Few official responses to this pandemic have been smooth, but students heading back to class in the new year deserved better than the exceptionally bumpy ride provided by the state Department of Education.
Last week, as children returned for in-person learning in the midst of skyrocketing COVID-19 cases, the DOE sent memos to school- complex officials and principals, outlining its protocols. The department also announced publicly it was conforming to the latest federal guidance on isolation for those testing positive.
However, the students and families that rely on public schools have the right to expect more timely guidance than they received. They need better support at the statewide level and from individual campuses for their health protection.
There really was no good excuse for what has to be seen as a failure of readiness. The crushing surge in infections from the omicron variant of the virus was already reported from around the globe, with cases popping up in Hawaii, since the waning weeks of the fall semester.
The need to prepare should have been anticipated, and yet there was no public messaging over the holidays of plans before class instruction was set to resume in the midst of a record surge.
Increased staff absences, due in large part to COVID-19 infections, left many classes without teachers. The current pool of 3,800 substitute teachers could not compensate. Schools relied on teachers or administrators doubling up, or sending students to study halls in cafeterias or gyms.
Even at the top level there was little evidence of forward-thinking leadership. Gov. David Ige said he has been in “conversation” with the DOE administration about personal protective equipment for students and staff.
That’s not enough, if the rank-and-file of the school system, and parents worried about sending their children back to campus, are left largely in the dark.
Further, the governor admitted on Monday, speaking on the Honolulu Star-Advertiser’s Spotlight Hawaii webcast, that the state’s inventory for schools does not include supplies of quality masks in children’s sizes.
Really?
Ige needed to take the reins of this issue from the start, making sure contingency plans were sufficient and leading the messaging about provisions for school safety.
At the department level as recently as last week, Interim Superintendent Keith Hayashi had information that at best was spotty. The DOE’s layered approach to safeguarding campus environments, he said, would enable in-person education to continue largely in the same way.
That’s what made it so appalling when later in the week he had an admission: Dozens of schools had failed, some for months, to report their COVID-19 infection cases as required.
The fact that infection rates were incompletely reported did not surprise many teachers. They also have been asserting that the protective protocols DOE officials have described — various combinations of components from ventilation improvements to keeping students in cohorts and maintaining distancing — did not match what they were seeing on the ground.
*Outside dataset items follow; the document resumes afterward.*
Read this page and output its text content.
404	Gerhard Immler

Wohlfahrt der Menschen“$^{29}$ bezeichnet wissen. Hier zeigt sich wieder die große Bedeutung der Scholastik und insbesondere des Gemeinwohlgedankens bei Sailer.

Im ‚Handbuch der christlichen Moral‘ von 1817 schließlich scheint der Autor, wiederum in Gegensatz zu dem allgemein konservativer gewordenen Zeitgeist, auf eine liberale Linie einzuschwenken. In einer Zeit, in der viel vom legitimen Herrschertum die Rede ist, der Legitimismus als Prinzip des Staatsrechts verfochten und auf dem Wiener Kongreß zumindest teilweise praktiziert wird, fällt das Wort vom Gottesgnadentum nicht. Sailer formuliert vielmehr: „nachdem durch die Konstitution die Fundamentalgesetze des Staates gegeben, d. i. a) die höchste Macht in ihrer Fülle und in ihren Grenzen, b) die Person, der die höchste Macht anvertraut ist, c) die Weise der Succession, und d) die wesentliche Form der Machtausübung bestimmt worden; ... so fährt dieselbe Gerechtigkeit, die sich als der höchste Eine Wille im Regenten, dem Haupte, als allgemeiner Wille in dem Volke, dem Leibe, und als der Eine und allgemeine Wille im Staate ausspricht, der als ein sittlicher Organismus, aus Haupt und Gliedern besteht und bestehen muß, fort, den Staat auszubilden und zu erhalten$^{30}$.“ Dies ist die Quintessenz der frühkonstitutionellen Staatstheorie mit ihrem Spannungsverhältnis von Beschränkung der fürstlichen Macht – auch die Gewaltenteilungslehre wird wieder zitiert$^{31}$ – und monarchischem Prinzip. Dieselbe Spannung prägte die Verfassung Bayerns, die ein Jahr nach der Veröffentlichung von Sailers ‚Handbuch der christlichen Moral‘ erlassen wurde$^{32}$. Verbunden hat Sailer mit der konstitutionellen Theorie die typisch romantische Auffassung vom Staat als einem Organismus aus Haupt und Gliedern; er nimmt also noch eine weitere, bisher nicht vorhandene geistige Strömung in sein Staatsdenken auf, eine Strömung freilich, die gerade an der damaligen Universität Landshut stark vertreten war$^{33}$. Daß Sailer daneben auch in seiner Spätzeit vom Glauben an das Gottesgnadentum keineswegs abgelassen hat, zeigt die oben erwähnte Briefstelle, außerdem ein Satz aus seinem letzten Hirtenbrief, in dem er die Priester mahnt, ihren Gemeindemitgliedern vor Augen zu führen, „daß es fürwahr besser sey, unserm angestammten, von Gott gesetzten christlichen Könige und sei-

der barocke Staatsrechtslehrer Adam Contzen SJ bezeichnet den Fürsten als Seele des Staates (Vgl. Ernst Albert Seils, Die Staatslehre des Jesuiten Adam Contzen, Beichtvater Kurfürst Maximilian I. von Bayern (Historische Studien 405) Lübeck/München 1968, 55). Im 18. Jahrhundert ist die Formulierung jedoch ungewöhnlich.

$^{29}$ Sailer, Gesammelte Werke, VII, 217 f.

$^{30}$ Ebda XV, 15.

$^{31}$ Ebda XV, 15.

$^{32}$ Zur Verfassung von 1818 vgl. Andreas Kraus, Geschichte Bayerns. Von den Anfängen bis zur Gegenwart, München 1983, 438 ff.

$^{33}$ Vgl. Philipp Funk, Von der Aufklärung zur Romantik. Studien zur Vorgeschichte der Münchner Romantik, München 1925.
Hayashi, speaking at a legislative briefing on Thursday, apologized for the reporting lapse by 42 public schools that, as of Tuesday last week, had not posted their case counts to the DOE’s dashboard since before winter break.
This dashboard had been the means of informing families and educators about the safety of the schools, as Osa Tui, president of the Hawaii State Teachers Association, rightly pointed out.
The missing data from the dashboard is being corrected, Hayashi said — but damage to the DOE’s credibility had already been done.
Of course, the problems of coping with omicron go all the way up to the Biden administration, which should have ramped up production of rapid antigen tests long ago. The White House announced Wednesday that a dedicated stream of 5 million rapid tests and 5 million lab-based PCR tests will be made available to schools monthly, starting this month.
These are tests that Hawaii schools must secure if its current plans for testing students are to succeed. The DOE goal — and it’s the right one — is to keep students in school as much as possible. When they are exposed to someone with a positive test result, Hayashi said, they will be tested and sent home only if they come up with a positive result.
If the projections about omicron bear out, however, the test supply, and promised federal shipments of higher-quality masks, may not come in time to help with the current surge. Even so, having the supplies on hand is crucial: There still could be a long pandemic road ahead.
For the long term, the DOE has a boatload of homework to do: better anticipating future needs, building more capacity in its substitute teaching capacity, enabling more nimble use of distance learning, when that becomes necessary.
We’d hate to see the grade teachers would give the department, though, for this latest exam.